I’m sick of pasta right now.
In other news, the prize for winning the Budapest Amazing Race was a candy bar made of “alpine chocolate and white chocolate.” It’s quite good. 🙂 I’m nibbling at it slowly, to savor it.
I also took a solo trip to the airport and back (an hour and a half each way), just so that I was sure that, when it came time for a flight and I was on a time limit, I would be positive of where I’m going. Trams, metros, and buses later, I successfully arrived at the airport with no problems.
Today, I took another tour of Budapest with some Hungarian friends and my roommate in order to discover more about the culture and history of the city. Did you know that no building in Budapest is allowed to be more than 98 meters tall? Both the Parliament building and St. Stephen’s Basilica are the tallest, at 98 meters each. Of the many highlights of the trip was a new look into Castle Hill, where we saw a building still riddled with bullet holes from World War II.
After that, we made a stop at a statue of a horse. This statue, to be precise —
But what’s interesting is not so much the horse itself, or even the rider himself, but rather the horse’s…ahem, “crown jewels.”

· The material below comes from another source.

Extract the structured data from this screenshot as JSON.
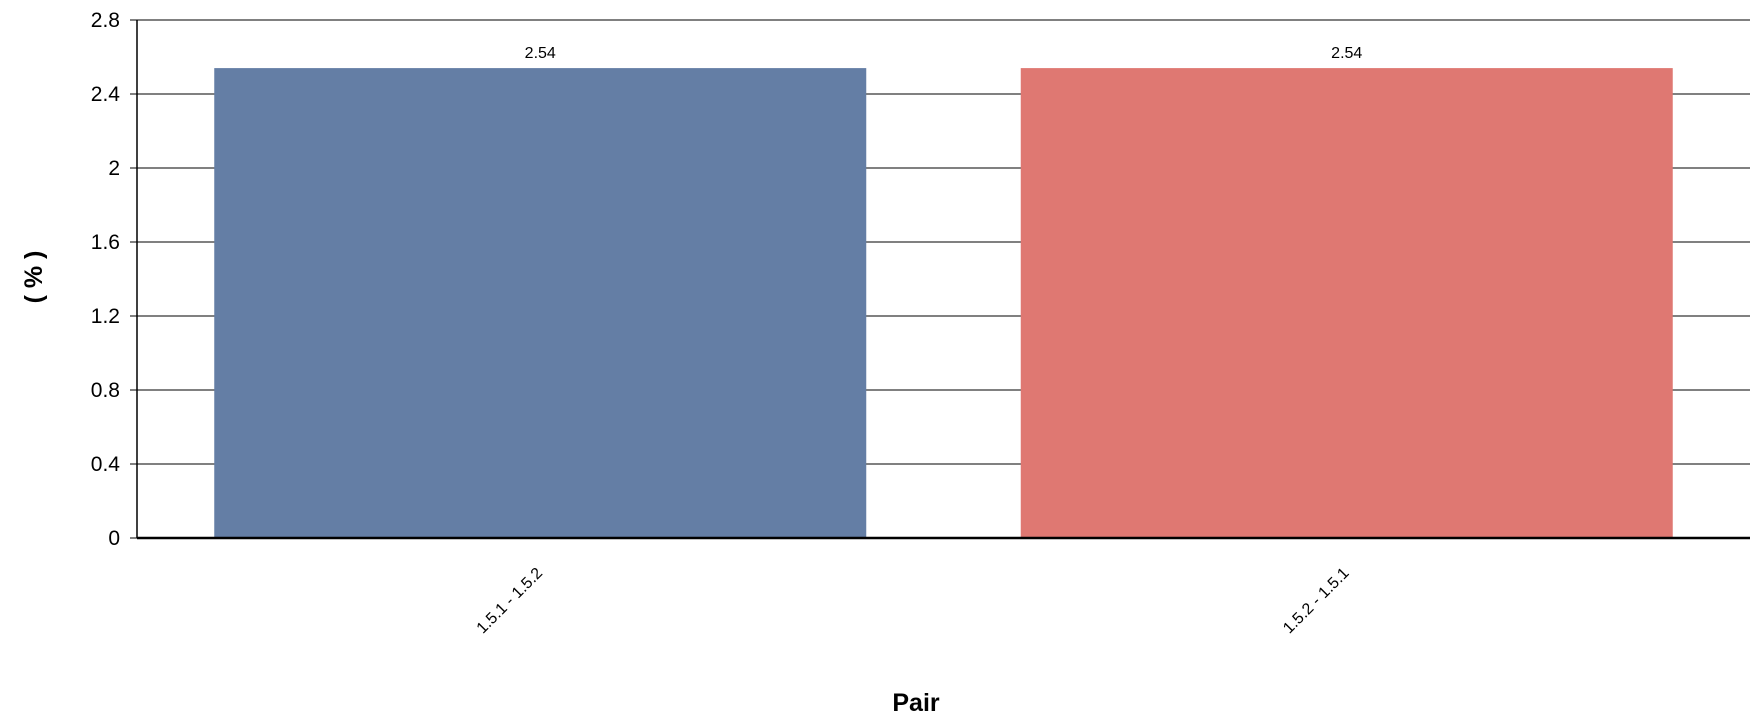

In Budapest, people believe that the horse’s testicles bring good luck. So, people from all over the city would climb up to the statue in order to hold on to the poor horse. For students especially, climbing up the statue and holding the testicles with both hands supposedly guaranteed success on a test. Eventually, so many people were doing this that the national government had to get involved, and it actually passed a law. It is now illegal to touch the horse’s testicles. Apparently the rest of the statue is touchable though?
Anyway, I learned a lot of interesting things today (did you know that the inventor of the Rubik’s Cube is still alive? He lives in Buda). Aside from all of the comical things, I also learned a lot about the formation of Hungary out of seven nomadic tribes, as well as Hungary’s consistent issue with other nations wanting to occupy them. It was a very educational experience!